Annales de Bretagne et des pays de l'ouest

Article

Auteur : Aquilina Manuelle

Contributeur : Presses Universitaires de Rennes

Edité par Presses universitaires de Rennes ; Annales de Bretagne et des pays de l’Ouest

Les remparts médiévaux des villes bretonnes constituent aujourd’hui un patrimoine largement protégé. Cependant, encore au XIXe siècle, leur préservation n’allait pas de soi. À travers l’exemple de la ville de Vannes (Morbihan), on voit comment la notion de patrimoine s’est lentement imposée, puis comment elle a débouché sur la protection des fortifications médiévales. Au XIXe siècle, la modernisation des villes exige la destruction de ces vieux murs. Essentiellement par manque de volonté politique, les remparts de Vannes ne sont que peu détruits à cette époque. Puis, vers la fin du siècle, leur intérêt scientifique et historique amène les érudits locaux à s’efforcer de les protéger en les faisant classer Monuments Historiques.
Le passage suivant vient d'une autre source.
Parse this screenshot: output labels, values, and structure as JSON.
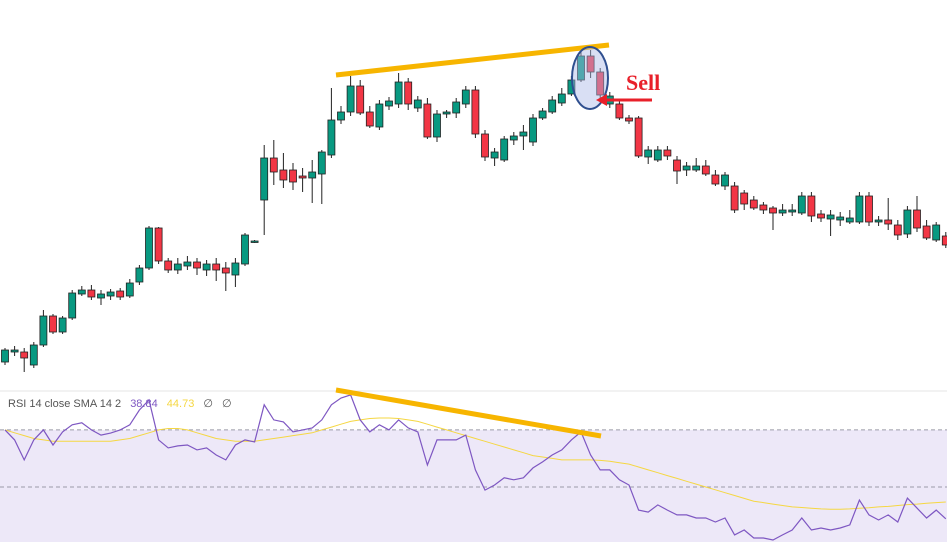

Ce n’est qu’après la deuxième guerre mondiale que la municipalité prend le relais des initiatives privées et et en oeuvre une politique de mise en valeur de ces vestiges médiévaux. Cette politique trouve son aboutissement aujourd’hui dans l’utilisation des remparts comme support de communication par la municipalité. La consécration du patrimoine, sous toutes ses formes, semble traduire, de la part du public, un désir éperdu de renouer avec son passé et son histoire.